Sidney Lumet’in bu filmdeki en büyük başarılarından biri hiç kuşkusuz ki geçen sene ödül sezonundan bolca ödülle dönen Joker’i de etkileyen çöp dolu, dumanlı ve sisli New York sokakları panaromasıdır. Bu panaroma hem yozlaşmış devletin, hem de yozlaşmış dünyanın içinde tek başına savaş veren Serpico kesinlikle 70’lerin en büyük filmlerinden biri.
Al Pacino da bu filmdeki kusursuz performansıyla en iyi erkek oyuncu dalında ilk adaylığını elde ederek büyük sükse yapmıştır. Ayrıca gerçek Frank Serpico sete katılarak Pacino ile tanışmış, ona çekimler boyunca danışmanlık yapmıştır.
DOG DAY AFTERNOON: 1975
Yönetmen: SIDNEY LUMET
Senaryo: P.F. KLUGE, THOMAS MOORE, FRANK PIERSON, LESLIE WALLER
Oyuncular: AL PACINO, JOHN CAZALE, PENELOP ALLEN, CHRIS SARANDON, CAROL KANE, MARCIA JEAN KURTZ, JAMES BRODERICK, GARY SPRINGER, CHARLES DURNING, DOMINIC CHIANESE
KONUSU
Genç ve heyecanlı banka soyguncuları Sonny Vortzik ve Sal Naturile ses getiren bir banka soygununa kalkışırlar. Polisin olay yerine gelmesiyle gerilmeye başlayan ikili, Sonny’nin eşcinsel olduğunun ortaya çıkmasıyla birlikte olayın çok daha başka yerlere gitmesine engel olamayacaklar ve hayatlarını sonsuza dek etkileyecek kararlar verme noktasına geleceklerdir.
ELEŞTİRİ
22 Ağustos 1972 tarihinde Brooklyn bankasında meydana gelen gerçek bir soygunun P.F. Kluge, Thomas Moore imzalı gazete haberinin Frank Pierson ve Leslie Waller tarafından senaryolaştırılıp, büyük yönetmen Sidney Lumet tarafından yönetilen Dog Day Afternoon, özellikle Al Pacino’nun ‘ATTICA, ATTICA’ nidalarıyla kültleşen sahnesinin yanı sıra Amerikan hapishanelerindeki Attica olayına göz kırpması, eşcinselliğin Nixon toplumunda yarattığı endişe gibi konulara da değinmesiyle 70’lerin en büyük filmlerinden biri olarak görülür.

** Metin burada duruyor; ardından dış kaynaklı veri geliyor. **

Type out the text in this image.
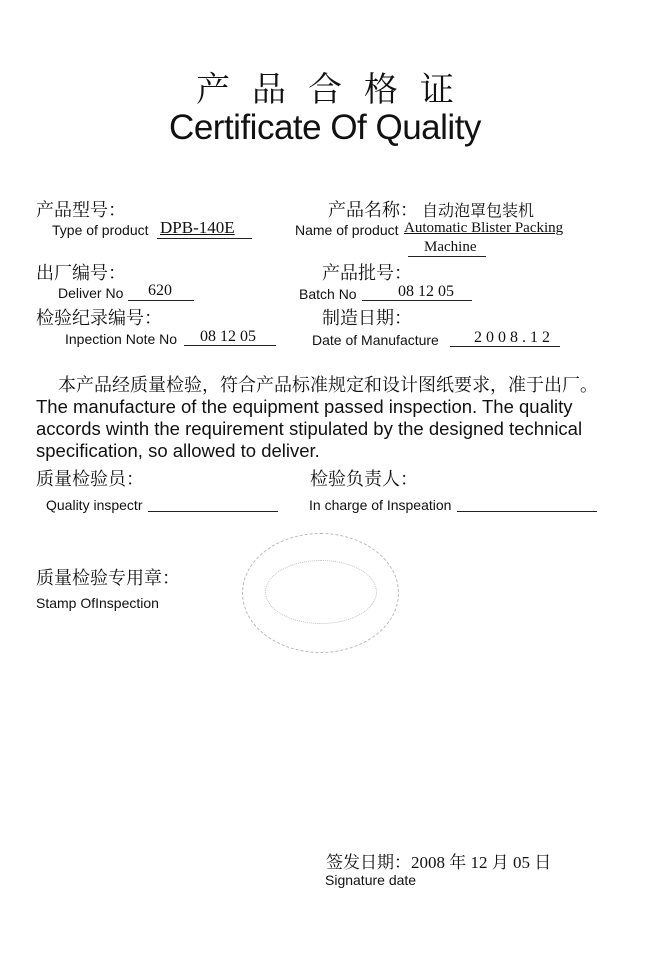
产品合格证
Certificate Of Quality
产品型号：
Type of product DPB-140E
产品名称： 自动泡罩包装机
Name of product Automatic Blister Packing
Machine
出厂编号：
Deliver No 620
产品批号：
Batch No	08 12 05
检验纪录编号：
Inpection Note No 08 12 05
制造日期：
Date of Manufacture 2 0 0 8 . 1 2
本产品经质量检验，符合产品标准规定和设计图纸要求，准于出厂。
The manufacture of the equipment passed inspection. The quality accords winth the requirement stipulated by the designed technical specification, so allowed to deliver.
质量检验员：
Quality inspectr
检验负责人：
In charge of Inspeation
质量检验专用章：
Stamp OfInspection
签发日期：2008 年 12 月 05 日
Signature date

Al Pacino’nun Serpico’dan sonra ikinci kez en iyi erkek oyunca adaylığını almasının yanı sıra yakın arkadaşı John Cazale’in de çok büyük oynadığı Dog Day Afternoon, yazımızın başlığına da en çok uyan filmlerden biri.
ALL THE PRESIDENT’S MEN
Yönetmen: ALAN J. PAKULA
Senaryo: CARL BERNSTEIN, BOB WOODWARD, WILLIAM GOLDMAN
Oyuncular: ROBERT REDFORD, DUSTIN HOFFMAN, JACK WARDEN, MARTIN BALSAM, HAL HOLBROOK, JASON ROBARDS, JANE ALEXANDER, MEREDITH BAXTER
KONUSU
17 Haziran 1972’de basit bir hırsızlık olayı gibi başlayıp 9 Ağustos 1974’te Cumhuriyetçi Parti genel başkanı ve Amerika Birleşik Devletleri başkanı Richard Nixon’ın istifasıyla sonuçlanan Watergate Skandalı’nı o dönem haberleştirerek çok büyük bir komuoyu oluşturan Washington Post gazetecileri Carl Bernstein – Bob Woodward’ın kitaplarından William Goldman tarafından senaryolaştırılan All The President’s Men (Başkanın Bütün Adamları), Abd tarihinin gelmiş geçmiş en büyük federal siyasi skandalını büyük bir başarıyla anlatıyor.
ELEŞTİRİ
70’ler Yeni Amerikan Sinemasında Coppola, Scorsese, Lucas, De Palma, Spielberg kadar tanınır olmasa da oldukça olgun bir yaşta az sayıda da olsa büyük filmler çeken Alan J. Pakula’nın kesinlikle en büyük filmi olan All The President’s Men, aynı üstte anlattığımız filmler gibi 70’ler Amerikasındaki siyasi, bürokratik değişimleri, özellikle halkın o yıllarda çok paranoyalaşmasını sağlayan belki de en büyük olay olan Watergate skandalını çok cesur bir dille, birebir yaşayan gerçek karakterlerden de danışman olarak oyunculara yardımcı olmasıyla kusursuz bir biçimde anlatıyor. Burada elbette yazdıkları kitabın oldukça başarılı biçimde senaryolaştırılmasının payı büyük.
Robert Redford ile Dustin Hoffman’ın büyük oyunculuklarının yanı sıra Jack Warden, Martin Balsam, Jason Robards gibi 12 Angry Men, and Justice For All gibi hukuk, mahkeme eleştirileri yapan filmlerde rol alan oyuncuların da kusursuz oynamasıyla filmde çok iyi bir cast seçimi olduğunu rahatlıkla söyleyebiliriz.